La campagna elettorale è anche questa: ricerca del consenso attraverso la conferma, e l’esaltazione, del sussidio che percepiscono 65 mila famiglie. Uno strumento che combatte la povertà, ma non sposta di un’unghia il benessere sociale. Anzi, determina la piaga del divanismo e complica la vita degli imprenditori. Diventa metadone, per dirla con la Meloni. Alimenta il lavoro nero, per citare Salvini. Non sconfigge la piaga della criminalità. Eppure il Reddito è cosa buona e giusta: dire il contrario (come osa fare Licia Ronzulli, durante un evento pubblico) fa arrossire persino il centrodestra, con Lagalla che prova subito a ricucire: “E’ una conquista civile che va migliorata”. D’altronde bisogna sempre dire ciò che la gente vuole sentire. Comprese le verità parziali e monche. Altrimenti sono voti che si perdono.

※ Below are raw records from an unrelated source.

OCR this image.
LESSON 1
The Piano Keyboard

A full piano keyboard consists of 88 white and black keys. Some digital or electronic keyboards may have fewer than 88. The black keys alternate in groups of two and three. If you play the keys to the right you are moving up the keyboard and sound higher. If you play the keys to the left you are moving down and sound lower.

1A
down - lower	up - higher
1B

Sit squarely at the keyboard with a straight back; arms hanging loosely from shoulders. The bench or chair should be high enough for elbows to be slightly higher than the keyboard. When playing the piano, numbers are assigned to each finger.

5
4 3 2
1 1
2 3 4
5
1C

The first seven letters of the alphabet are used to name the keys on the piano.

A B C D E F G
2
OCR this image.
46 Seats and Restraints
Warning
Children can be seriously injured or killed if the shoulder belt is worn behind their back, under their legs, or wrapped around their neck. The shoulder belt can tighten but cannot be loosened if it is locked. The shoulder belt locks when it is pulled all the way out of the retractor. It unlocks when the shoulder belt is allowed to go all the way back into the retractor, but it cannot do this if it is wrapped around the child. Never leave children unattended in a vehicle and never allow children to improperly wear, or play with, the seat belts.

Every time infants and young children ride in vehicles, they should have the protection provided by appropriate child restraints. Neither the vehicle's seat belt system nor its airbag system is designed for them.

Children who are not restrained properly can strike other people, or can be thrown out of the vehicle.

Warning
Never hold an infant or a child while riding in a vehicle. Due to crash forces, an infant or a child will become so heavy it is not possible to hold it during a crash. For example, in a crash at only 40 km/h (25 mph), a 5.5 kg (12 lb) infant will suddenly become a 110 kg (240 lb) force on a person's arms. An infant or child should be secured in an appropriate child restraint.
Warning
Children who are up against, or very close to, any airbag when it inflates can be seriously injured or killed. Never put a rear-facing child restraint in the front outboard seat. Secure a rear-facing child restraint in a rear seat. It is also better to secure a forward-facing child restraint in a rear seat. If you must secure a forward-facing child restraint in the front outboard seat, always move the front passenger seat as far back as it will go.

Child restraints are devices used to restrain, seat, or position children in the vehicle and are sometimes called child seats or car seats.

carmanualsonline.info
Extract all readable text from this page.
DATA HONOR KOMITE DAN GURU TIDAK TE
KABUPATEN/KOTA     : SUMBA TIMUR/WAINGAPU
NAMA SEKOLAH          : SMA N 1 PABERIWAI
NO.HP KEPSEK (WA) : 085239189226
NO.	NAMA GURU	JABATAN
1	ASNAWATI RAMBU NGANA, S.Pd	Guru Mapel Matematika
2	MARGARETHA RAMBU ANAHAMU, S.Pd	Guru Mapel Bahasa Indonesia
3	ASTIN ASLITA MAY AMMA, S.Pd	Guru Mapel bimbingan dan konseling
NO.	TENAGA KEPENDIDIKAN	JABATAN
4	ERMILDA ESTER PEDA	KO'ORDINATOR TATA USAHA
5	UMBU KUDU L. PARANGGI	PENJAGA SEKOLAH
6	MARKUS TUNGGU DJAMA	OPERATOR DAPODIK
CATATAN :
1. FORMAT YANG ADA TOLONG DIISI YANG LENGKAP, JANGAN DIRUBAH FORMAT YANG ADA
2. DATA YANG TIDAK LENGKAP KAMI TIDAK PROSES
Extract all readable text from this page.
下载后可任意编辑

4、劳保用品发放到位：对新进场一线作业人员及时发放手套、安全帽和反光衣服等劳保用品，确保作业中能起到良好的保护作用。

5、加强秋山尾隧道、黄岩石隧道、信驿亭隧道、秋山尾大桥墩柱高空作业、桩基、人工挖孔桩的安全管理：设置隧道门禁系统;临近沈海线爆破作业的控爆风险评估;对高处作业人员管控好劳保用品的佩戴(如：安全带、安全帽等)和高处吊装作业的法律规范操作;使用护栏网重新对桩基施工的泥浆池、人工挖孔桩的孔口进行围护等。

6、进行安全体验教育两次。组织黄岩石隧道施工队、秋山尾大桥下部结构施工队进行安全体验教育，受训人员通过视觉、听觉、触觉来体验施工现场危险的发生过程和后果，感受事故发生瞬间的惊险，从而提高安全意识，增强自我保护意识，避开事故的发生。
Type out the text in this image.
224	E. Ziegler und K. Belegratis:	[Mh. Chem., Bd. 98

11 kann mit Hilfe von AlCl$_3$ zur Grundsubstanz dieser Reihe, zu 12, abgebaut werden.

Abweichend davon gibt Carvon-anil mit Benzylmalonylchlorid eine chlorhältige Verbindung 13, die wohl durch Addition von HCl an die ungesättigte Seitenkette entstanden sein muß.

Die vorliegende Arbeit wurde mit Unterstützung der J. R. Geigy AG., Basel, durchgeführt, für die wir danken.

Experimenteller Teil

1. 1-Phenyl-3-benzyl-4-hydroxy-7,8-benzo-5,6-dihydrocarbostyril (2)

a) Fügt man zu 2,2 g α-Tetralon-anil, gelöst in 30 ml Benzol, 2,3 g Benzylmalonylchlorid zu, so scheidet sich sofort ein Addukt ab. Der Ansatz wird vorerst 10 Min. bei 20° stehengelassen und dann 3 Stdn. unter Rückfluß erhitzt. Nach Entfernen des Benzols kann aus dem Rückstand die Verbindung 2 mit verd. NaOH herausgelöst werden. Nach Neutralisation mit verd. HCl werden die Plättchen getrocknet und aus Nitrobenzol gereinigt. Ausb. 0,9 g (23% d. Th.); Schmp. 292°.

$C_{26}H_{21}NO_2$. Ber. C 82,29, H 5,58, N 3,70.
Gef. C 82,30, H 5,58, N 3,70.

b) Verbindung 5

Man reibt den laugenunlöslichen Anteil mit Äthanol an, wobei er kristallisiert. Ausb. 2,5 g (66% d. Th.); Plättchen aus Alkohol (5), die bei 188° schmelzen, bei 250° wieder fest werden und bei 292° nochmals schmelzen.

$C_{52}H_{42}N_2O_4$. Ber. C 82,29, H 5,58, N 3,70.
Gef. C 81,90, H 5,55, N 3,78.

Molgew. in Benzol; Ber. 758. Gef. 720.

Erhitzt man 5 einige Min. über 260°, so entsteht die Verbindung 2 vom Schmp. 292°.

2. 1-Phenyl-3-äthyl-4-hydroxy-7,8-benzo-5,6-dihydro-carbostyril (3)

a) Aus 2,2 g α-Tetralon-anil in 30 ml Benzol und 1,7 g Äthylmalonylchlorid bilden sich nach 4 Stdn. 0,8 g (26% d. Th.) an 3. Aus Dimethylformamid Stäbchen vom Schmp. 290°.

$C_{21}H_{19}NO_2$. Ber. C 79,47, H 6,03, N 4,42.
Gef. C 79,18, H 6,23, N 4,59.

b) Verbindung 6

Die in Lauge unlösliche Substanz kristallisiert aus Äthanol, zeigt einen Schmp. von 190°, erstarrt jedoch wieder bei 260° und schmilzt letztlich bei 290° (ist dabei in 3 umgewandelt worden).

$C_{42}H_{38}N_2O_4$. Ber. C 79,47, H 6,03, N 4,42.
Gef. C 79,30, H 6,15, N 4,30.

La gente di Palermo, però, avrebbe voluto sentire anche qualcos’altro. Sulle periferie. Sul lavoro (e non solo sull’assistenzialismo). Sulla viabilità e sul traffico. Sui cantieri infiniti. Sull’invasione dei rifiuti. Sulla dignità dei vivi e dei morti, visto che mille bare rimangono insepolte ai Rotoli. La gente aspettava una riflessione onesta sugli ultimi dieci anni di Orlando, sugli elementi (effettivi) di discontinuità, sulle singole proposte per rimpiazzare un personaggio benvoluto (da alcuni) e ingombrante (per altri). Avrebbe voluto sentire una parola sulla città del futuro. Invece ha dovuto ripiegare sul passato. Sui temi triti e ritriti della mafia e dell’antimafia. Su Dell’Utri, che se la gode in panciolle dall’Hotel delle Palme; e su Cuffaro, che ha pagato le proprie colpe ma, secondo alcuni, non avrebbe espiato abbastanza. Per fortuna è finita. Davvero.